Submitted to: Meeting Abstract
Publication Type: Abstract Only
Publication Acceptance Date: February 28, 2008
Publication Date: June 28, 2008
Citation: Sheen,S.2008.Modeling surface transfers of Listeria Monocytogenes between salami and round blade [abstract].IFT Annual Meeting.New Orleans,LA.p.1. Technical Abstract: Several listeriosis outbreaks linked to the consumption of pre-sliced ready-to-eat (RTE) deli meats have drawn increased attention with regard to the possible cross-contamination of Listeria monocytogenes (Lm) during the slicing operations in retail food service establishment. The objective of this study was to investigate the surface transfer of Lm between a meat slicer and salami slices (15% fat) and to understand the potential impact on food safety. To simulate the slicing process (with a 300 mm-diameter round blade), a six-strain Lm cocktail was inoculated onto a slicer blade to an initial level of ca. 3, 5, 6, 7 or 9 log CFU/blade (or ca. 2, 4, 5, 6 or 8 log CFU/cm-squared of the blade edge area), and then the salami was sliced to a thickness of 1-2 mm.
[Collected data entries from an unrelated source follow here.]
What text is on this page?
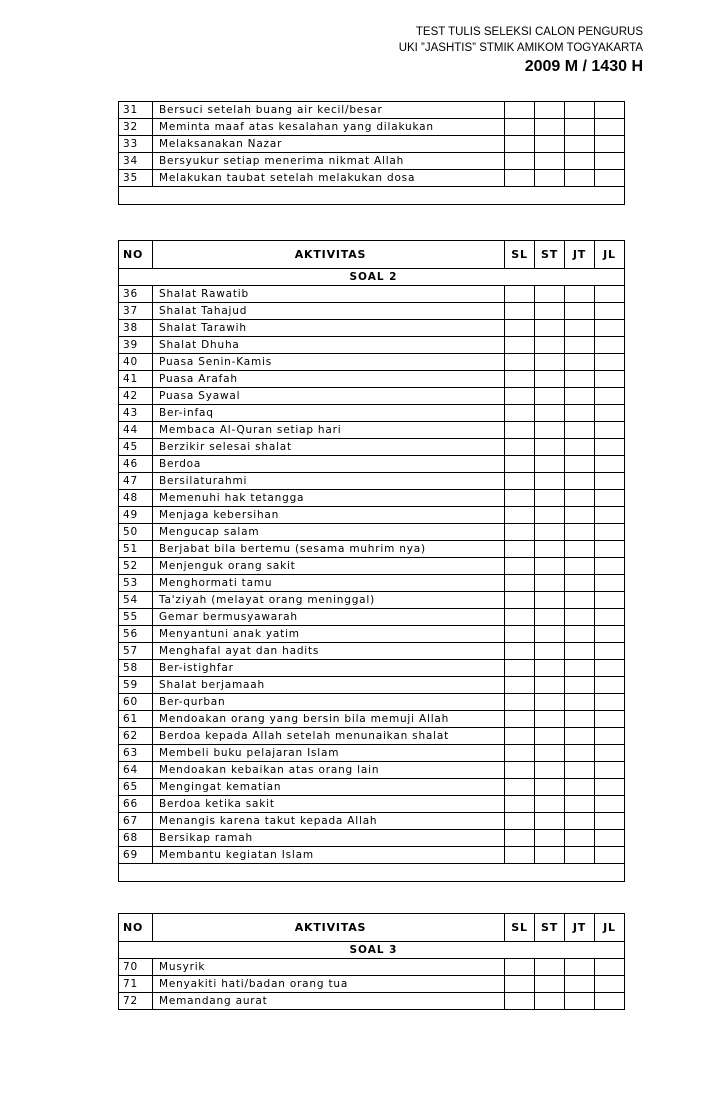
TEST TULIS SELEKSI CALON PENGURUS
UKI ”JASHTIS” STMIK AMIKOM TOGYAKARTA
2009 M / 1430 H
31	Bersuci setelah buang air kecil/besar				
32	Meminta maaf atas kesalahan yang dilakukan				
33	Melaksanakan Nazar				
34	Bersyukur setiap menerima nikmat Allah				
35	Melakukan taubat setelah melakukan dosa				

NO	AKTIVITAS	SL	ST	JT	JL
SOAL 2					
36	Shalat Rawatib				
37	Shalat Tahajud				
38	Shalat Tarawih				
39	Shalat Dhuha				
40	Puasa Senin-Kamis				
41	Puasa Arafah				
42	Puasa Syawal				
43	Ber-infaq				
44	Membaca Al-Quran setiap hari				
45	Berzikir selesai shalat				
46	Berdoa				
47	Bersilaturahmi				
48	Memenuhi hak tetangga				
49	Menjaga kebersihan				
50	Mengucap salam				
51	Berjabat bila bertemu (sesama muhrim nya)				
52	Menjenguk orang sakit				
53	Menghormati tamu				
54	Ta'ziyah (melayat orang meninggal)				
55	Gemar bermusyawarah				
56	Menyantuni anak yatim				
57	Menghafal ayat dan hadits				
58	Ber-istighfar				
59	Shalat berjamaah				
60	Ber-qurban				
61	Mendoakan orang yang bersin bila memuji Allah				
62	Berdoa kepada Allah setelah menunaikan shalat				
63	Membeli buku pelajaran Islam				
64	Mendoakan kebaikan atas orang lain				
65	Mengingat kematian				
66	Berdoa ketika sakit				
67	Menangis karena takut kepada Allah				
68	Bersikap ramah				
69	Membantu kegiatan Islam				

NO	AKTIVITAS	SL	ST	JT	JL
SOAL 3					
70	Musyrik				
71	Menyakiti hati/badan orang tua				
72	Memandang aurat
Another cross-contamination simulation, a clean blade was used to slice previously inoculated salami with Lm (ca. 3, 5, 6, 7, 8 or 9 log CFU on 100 cm-squared of salami surface) followed by slicing of salami that was not inoculated. The salami slicing speed was maintained at a constant average rate 3-4 slices/minute. The empirical models, developed using the TableCurve2D (SYSTAT Software Inc.), predicted the trend/pattern of Lm transfer well between the blade and salami slices for contamination level of 5 log CFU and higher. With 3 or 4 log CFU level, the experimental transfer showed random Lm on sliced salami and no model may be developed to represent the data. The currently reported non-linear models are microbial load (n), sequential slice number (X), and contamination route dependent. The models may be applied to predict the Lm transfer trends in relatively low Lm level (4 log CFU and below) cross-contamination of salami slicing process and will serve as a building block in microbial risk assessment.